Ausweitung

Flexibus soll auch in Bad Wörishofen angeboten werden

Ab nächstem Frühjahr soll es den Flexibus auch in Bad Wörishofen geben. Wozu das wichtig sei und weshalb das Angebot im Wertachtal nicht eingeführt werden könne.

Der Flexibus stand im Mittelpunkt der ersten Sitzung des neuen Mobilitätsausschusses des Unterallgäuer Kreistags. Ab nächstem Frühjahr soll es den Flexibus auch in Bad Wörishofen geben. Im Wertachtal ist eine Einführung des Angebots dagegen aktuell nicht möglich. Verbesserungen im Öffentlichen Personennahverkehr (ÖPNV) gibt es eventuell bald in Richtung Memmingen. Von Ottobeuren, Bad Grönenbach und Legau könnte künftig stündlich ein Bus in die Stadt fahren.

Ab 1. April 2021 in Bad Wörishofen

Wie vom Ausschuss für Mobilität, Nahverkehr und Verkehrsvernetzung beschlossen, fährt der Flexibus ab 1. April kommenden Jahres auch in Bad Wörishofen. Es handelt sich dabei um den fünften Flexibus-Knoten, der im Unterallgäu in Betrieb genommen wird. Den Flexibus gibt es bereits im Bereich Kirchheim-Pfaffenhausen, Babenhausen-Boos sowie rund um Mindelheim. Ab Oktober fährt er auch rund um Ottobeuren und Markt Rettenbach. Der Flexibus verkehrt unabhängig von einem Fahrplan und befördert die Fahrgäste durch ein dichtes Netz an Haltestellen nahezu von Tür zu Tür.
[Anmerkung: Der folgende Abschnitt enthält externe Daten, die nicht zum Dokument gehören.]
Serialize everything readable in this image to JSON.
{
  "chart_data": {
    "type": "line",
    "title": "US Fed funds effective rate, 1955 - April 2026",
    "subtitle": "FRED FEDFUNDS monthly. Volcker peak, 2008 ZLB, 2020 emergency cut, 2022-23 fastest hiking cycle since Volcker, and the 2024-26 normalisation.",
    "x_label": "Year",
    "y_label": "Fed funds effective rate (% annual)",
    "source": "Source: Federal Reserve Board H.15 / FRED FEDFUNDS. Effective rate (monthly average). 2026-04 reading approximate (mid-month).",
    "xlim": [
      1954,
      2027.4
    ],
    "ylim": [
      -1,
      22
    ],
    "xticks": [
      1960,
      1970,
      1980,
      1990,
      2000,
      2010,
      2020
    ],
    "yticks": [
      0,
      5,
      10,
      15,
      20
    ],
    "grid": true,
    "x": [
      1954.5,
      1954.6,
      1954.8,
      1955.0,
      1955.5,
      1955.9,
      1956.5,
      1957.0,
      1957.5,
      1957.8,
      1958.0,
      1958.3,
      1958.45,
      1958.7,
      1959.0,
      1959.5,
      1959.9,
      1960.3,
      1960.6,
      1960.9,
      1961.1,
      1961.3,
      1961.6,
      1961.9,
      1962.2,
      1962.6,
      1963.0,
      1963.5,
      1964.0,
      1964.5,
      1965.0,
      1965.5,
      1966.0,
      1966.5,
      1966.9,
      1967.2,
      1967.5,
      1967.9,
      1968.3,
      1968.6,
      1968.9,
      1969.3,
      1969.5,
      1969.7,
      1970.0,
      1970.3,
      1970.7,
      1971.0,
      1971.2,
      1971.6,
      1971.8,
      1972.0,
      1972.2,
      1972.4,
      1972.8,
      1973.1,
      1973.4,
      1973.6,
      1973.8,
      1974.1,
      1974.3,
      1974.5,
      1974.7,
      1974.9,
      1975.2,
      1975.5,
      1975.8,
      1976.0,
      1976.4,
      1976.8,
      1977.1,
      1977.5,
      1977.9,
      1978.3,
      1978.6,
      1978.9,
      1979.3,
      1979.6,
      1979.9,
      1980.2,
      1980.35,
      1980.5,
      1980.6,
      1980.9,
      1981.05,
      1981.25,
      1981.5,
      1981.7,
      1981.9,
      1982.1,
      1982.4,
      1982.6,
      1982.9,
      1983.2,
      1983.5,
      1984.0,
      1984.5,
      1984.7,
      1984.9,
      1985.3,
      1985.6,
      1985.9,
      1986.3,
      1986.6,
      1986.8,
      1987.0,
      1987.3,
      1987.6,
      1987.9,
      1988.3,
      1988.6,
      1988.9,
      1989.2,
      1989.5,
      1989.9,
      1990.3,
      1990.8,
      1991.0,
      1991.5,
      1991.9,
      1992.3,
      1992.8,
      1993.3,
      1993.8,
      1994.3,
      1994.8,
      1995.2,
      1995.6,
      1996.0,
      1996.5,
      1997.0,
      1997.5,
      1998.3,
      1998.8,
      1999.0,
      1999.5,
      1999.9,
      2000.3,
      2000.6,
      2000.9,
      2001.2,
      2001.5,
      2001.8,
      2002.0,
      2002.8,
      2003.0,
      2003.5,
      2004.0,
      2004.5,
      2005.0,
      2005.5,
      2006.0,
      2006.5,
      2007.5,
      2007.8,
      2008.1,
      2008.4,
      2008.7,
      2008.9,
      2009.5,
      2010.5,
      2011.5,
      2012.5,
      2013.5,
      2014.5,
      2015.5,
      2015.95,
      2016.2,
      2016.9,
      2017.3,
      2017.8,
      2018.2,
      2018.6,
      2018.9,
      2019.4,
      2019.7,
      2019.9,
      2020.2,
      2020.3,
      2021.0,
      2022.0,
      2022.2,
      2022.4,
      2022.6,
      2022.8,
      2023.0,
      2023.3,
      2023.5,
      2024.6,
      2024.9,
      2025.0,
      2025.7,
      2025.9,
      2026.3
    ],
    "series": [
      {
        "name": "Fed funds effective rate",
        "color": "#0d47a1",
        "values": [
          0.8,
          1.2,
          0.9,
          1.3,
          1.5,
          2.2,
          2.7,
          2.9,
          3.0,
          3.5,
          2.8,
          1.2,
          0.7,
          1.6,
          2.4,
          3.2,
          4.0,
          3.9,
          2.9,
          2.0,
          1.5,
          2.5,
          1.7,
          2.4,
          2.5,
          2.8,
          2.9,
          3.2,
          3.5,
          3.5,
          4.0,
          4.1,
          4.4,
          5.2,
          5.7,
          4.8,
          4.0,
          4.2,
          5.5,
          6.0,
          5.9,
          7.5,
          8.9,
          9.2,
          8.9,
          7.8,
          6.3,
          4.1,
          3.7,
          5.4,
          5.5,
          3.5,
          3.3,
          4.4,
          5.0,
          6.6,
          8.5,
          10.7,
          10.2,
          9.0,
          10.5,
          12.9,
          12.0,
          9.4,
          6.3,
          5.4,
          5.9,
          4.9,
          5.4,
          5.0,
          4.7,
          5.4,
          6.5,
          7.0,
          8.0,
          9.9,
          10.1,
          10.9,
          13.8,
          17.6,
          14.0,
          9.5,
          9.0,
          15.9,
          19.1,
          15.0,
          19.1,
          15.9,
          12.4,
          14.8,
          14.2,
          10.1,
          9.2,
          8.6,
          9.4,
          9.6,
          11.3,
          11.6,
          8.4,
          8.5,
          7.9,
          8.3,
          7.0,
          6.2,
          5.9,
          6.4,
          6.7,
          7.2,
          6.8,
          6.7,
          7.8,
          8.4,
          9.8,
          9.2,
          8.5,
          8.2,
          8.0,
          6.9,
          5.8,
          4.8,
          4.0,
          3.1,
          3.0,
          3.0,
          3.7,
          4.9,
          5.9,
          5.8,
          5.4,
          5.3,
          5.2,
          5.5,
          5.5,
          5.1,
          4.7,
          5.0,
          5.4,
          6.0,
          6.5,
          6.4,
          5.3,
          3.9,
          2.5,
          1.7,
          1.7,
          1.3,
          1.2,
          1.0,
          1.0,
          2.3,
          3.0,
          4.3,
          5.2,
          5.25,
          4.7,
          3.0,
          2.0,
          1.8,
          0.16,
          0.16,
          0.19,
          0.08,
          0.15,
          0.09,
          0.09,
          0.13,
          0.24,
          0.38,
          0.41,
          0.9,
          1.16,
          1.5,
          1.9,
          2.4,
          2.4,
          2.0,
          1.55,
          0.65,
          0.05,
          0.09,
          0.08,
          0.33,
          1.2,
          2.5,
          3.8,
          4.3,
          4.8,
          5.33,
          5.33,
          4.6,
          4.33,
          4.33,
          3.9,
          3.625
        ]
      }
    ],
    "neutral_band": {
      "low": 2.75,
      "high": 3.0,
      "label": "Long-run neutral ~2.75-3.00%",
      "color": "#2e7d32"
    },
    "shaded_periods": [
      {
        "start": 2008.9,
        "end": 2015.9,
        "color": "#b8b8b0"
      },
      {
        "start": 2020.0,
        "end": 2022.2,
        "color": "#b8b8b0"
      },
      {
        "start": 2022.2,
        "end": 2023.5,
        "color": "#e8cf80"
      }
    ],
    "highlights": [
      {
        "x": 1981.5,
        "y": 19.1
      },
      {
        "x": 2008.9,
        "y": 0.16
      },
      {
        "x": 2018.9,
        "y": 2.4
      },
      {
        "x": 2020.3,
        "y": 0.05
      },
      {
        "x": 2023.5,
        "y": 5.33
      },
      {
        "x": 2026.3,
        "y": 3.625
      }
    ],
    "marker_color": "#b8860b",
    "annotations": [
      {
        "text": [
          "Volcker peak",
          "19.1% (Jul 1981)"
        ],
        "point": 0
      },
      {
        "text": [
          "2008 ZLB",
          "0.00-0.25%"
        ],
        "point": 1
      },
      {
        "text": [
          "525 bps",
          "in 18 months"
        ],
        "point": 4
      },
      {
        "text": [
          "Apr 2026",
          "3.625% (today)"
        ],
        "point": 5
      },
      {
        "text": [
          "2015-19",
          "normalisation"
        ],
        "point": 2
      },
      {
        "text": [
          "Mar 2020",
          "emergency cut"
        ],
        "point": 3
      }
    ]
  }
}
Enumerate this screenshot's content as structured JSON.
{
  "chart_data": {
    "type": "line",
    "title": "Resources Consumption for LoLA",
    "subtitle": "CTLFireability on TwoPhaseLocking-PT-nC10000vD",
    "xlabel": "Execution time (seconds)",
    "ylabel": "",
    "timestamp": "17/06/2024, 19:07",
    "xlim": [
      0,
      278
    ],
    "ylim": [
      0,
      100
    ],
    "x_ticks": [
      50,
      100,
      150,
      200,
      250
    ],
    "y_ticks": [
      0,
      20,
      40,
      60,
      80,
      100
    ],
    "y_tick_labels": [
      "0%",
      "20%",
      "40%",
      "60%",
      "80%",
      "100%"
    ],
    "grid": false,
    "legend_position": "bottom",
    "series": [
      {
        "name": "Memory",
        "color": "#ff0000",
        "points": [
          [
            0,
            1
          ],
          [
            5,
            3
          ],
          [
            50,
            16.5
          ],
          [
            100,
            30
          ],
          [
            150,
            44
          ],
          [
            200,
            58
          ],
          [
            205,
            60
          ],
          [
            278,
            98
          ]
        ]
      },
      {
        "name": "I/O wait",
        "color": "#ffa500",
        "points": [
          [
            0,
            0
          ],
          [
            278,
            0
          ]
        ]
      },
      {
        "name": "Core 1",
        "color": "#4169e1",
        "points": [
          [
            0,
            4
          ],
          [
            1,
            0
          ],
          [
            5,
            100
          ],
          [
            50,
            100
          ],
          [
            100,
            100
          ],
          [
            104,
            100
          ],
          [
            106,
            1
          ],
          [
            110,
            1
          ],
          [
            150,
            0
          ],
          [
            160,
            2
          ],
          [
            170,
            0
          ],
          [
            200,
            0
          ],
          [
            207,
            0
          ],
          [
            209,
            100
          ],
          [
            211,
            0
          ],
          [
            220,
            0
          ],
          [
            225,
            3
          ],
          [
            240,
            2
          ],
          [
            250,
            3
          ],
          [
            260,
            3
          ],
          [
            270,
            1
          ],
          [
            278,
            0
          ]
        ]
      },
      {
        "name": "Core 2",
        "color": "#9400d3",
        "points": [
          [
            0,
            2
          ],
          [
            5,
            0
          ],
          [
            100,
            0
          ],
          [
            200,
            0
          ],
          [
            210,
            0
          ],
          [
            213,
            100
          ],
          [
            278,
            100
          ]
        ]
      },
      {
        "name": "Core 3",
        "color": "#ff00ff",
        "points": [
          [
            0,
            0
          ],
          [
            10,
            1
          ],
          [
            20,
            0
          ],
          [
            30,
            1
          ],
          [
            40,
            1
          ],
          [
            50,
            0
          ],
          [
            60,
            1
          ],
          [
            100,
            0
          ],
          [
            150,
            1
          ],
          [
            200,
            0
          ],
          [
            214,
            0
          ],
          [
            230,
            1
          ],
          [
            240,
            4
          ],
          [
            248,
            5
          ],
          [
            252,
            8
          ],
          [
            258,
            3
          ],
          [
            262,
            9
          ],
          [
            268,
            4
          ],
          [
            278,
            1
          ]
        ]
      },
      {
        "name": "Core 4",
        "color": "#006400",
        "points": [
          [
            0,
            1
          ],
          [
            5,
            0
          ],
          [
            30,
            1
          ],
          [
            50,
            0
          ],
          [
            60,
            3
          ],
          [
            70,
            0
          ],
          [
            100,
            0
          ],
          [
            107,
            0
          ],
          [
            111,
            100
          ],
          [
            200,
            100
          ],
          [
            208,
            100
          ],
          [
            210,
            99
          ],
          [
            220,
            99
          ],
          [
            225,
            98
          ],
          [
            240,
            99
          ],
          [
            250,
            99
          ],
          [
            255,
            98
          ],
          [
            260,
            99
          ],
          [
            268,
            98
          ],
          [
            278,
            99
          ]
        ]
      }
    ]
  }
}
Betrieben wird der Flexibus in Bad Wörishofen von den Stadtwerken. Man wolle Elektrofahrzeuge einsetzen, kündigte Robert Böck von den Stadtwerken in der Sitzung an.

Bus- und Zugverbindungen verhindern Einführung des Flexibus

Während der Landkreis weiter eine flächendeckende Einführung des Angebots anstrebt, ist das Vorhaben im Wertachtal ins Stocken geraten. Auch im Knoten Türkheim-Ettringen sollte der Flexibus verkehren. Doch die Gemeinde Rammingen forderte unter anderem eine Anbindung an Bad Wörishofen und Mindelheim. „Das ist aber nicht möglich, weil es hier Bus- und Zugverbindungen gibt“, erläuterte Helmut Höld, ÖPNV-Beauftragter am Landratsamt.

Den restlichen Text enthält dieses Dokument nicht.